As an extreme example, the regexp /(?:"[^"]*"\s*)*$/contains only naturally possessive quantifiers. The continuations of the \s* quantifier are the first " and the end-of-string. It is disjoint with both, and thus naturally possessive. The continuations of the [^"]* are the \s and the end-of-string, also disjoint. The body of the final (outer) * has a " or a space at position zero, both disjoint with the end-of-string continuation, and thus the outer * is also naturally possessive.
Conclusion
Quantifiers can be autodetected as naturally possessive with much better performance if they:
- Uncounted (ie
*or?, equivalently*?or??. Also+and+?after unrolling). - Have bodies that are disjoint with their continuation.
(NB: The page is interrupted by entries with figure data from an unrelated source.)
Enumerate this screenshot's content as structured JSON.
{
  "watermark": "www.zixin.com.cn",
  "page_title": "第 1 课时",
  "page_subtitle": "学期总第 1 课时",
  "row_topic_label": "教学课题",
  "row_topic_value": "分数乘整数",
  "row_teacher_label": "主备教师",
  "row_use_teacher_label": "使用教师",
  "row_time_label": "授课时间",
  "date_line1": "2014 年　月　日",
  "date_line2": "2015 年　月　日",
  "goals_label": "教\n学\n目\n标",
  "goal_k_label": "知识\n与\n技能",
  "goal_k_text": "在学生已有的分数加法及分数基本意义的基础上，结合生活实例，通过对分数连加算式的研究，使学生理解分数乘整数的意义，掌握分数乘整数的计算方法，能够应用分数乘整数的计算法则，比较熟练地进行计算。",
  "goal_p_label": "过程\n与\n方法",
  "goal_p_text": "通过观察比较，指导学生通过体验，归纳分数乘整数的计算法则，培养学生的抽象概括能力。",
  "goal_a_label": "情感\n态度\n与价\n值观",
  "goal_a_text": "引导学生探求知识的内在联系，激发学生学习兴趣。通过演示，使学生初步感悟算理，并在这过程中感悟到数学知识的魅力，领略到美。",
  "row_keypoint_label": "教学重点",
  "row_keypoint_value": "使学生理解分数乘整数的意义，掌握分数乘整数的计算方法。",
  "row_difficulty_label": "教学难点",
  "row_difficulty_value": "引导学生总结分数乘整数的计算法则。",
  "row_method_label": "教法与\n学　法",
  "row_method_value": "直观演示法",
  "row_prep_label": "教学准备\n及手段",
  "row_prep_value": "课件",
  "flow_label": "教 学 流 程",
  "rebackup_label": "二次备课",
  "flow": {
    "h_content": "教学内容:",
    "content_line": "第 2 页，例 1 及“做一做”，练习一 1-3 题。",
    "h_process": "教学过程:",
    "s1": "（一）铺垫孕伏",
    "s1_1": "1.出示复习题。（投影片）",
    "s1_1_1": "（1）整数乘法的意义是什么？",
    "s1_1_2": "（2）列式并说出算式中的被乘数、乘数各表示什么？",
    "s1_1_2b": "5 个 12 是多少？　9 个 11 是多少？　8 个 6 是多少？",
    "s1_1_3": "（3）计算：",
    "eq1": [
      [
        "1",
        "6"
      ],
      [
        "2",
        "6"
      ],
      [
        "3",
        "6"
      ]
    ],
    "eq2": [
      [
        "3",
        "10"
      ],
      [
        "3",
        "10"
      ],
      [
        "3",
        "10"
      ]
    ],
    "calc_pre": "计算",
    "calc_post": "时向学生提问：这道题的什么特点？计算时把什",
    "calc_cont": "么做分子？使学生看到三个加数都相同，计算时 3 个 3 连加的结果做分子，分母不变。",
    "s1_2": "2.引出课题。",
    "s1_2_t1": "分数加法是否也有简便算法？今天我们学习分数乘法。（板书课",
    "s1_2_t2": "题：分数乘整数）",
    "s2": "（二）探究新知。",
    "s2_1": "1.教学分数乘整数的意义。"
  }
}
- Contain only parts that don’t require backtracking.
My guess is that this could unlock a lot of performance.
Appendix: But what about automata?
Most discussions about regular expressions on Hacker News quickly turn into a discussion about how automaton-based regular expressions are the only true regular expressions, and backtracking regular expressions are the footgun of the century. For Irregexp it was an absolute requirement that the implementation was compatible with the relevant standards, and that implies a backtracking implementation. While some uses of regexps are simple enough to allow an automaton-based implementation that would mean having at least two distinct regexp implementations in the JS engine.
The major issue with backtracking regexp implementations is that there is a class of regexp that runs for exponential time on certain inputs. This has bitten many people and is a source of much frustration. While the regexp can almost always be rewritten to avoid the problem, that only happens once the developer has been made aware of the issue, usually with a frustrating program or browser freeze/hang.
While this article doesn’t offer a complete solution, I am intuitively convinced that any regexp where all quantifiers are detected as naturally possessive and optimized as naturally possessive will be immune to the exponential backtracking issue (counterexamples welcome in the comments). Thus an implementation of these optimizations could be combined with a strict mode that warns or throws whenever a non-possessive quantifier is encountered. This would provide a “safe subset” of the backtracking regexps in JS, where all the nice features like backtracking, captures and lookarounds were available, but certain problematic constructions were unavailable. Whether the resulting subset of the regexp language is expressive enough to be useful remains to be seen.